In examining the graph, we decided to look at a couple of groups which appeared as flares in the graph, which you can see below. To get understanding of the groups, we collected the actual sentences corresponding to members of the group (which are POS sentences, but we had retained the actual sentences corresponding to them) and used ChatGPT, v.4.1, asking it to summarize the two groups of sentences with an eye to syntax.
A summary description of group A is as follows.
Narrative sequencing: temporal and causal phrases leading to actions,“Following the trade deadline Howson announced that the team had attempted to trade Nash at the players request”
Mixed structures: fragments, title formats, headlines, conversational clauses e.g. “Wild Cherry Makes A Wish collaboration with Pippa Le Quesne Frederick Warne 2006.”

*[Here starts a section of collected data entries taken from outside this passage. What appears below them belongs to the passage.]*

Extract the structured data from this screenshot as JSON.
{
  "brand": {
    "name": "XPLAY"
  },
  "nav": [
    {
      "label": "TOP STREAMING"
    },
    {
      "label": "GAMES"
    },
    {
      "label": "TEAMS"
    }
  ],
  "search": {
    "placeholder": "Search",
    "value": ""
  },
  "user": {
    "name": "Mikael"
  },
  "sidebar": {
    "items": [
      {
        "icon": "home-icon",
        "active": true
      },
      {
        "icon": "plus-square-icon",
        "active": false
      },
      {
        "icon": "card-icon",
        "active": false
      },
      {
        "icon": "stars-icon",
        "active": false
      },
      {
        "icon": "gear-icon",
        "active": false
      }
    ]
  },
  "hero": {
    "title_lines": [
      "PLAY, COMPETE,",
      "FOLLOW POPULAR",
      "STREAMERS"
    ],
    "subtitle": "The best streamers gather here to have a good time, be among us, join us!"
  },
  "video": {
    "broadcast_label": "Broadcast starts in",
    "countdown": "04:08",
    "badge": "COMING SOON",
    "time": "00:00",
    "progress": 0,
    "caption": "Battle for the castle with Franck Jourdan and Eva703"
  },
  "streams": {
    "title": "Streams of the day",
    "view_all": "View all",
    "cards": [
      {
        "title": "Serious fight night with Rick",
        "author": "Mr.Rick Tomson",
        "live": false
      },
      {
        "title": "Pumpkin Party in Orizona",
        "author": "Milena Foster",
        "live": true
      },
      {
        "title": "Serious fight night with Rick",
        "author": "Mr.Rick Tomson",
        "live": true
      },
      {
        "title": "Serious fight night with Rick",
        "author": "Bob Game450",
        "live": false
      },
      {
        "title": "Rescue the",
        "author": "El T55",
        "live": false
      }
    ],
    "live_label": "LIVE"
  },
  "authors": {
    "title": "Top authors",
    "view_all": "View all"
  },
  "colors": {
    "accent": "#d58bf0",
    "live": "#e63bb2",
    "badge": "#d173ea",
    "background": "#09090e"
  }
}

Implicit cohesion: pronouns and ellipsis expecting surrounding context “They contain seemingly contradictory ideas each expressing a particular perspective on divine events”
The similar description of group B is as follows.
Expository compression: nesting of modifiers and dense terminology e.g, “In 1989 Frederick Warne, a division of Penguin Books since 1983, acquired the Flower Fairies properties”
Historical/technical reporting: formality, passives, measurements. “The 150 pound Parrott rifle weighed 16,500 pounds 7,500 kg and was 17 calibers long”
Explicit cohesion: self-contained sentences requiring minimal external contex, e.g. “It became one of the top grossing productions of India that year and earned 1.86 billion US 28 million worldwide”
Parts of speech have been studied directly in numerous ways, see for example here and here. Our analysis represents a more purely data driven approach to understanding sentence types. We believe our embedding should be viewed as capturing pure syntactic information, since it is essentially independent of the meaning of the words involved. We are working on a similar analysis for high level conceptual semantic information. We believe that understanding the behavior of models of “lower resolution sequences” will give insight into the behavior of large language models.
As we pointed out above, the features arising in this embedding can be used as useful input to a simple tuning process for a language model, which yields significant improvement in the perplexity of the model. We hope that one can ultimately produce a family of a priori features that will act as a tool kit for “signal processing” for large language models, in both pre- and post-training.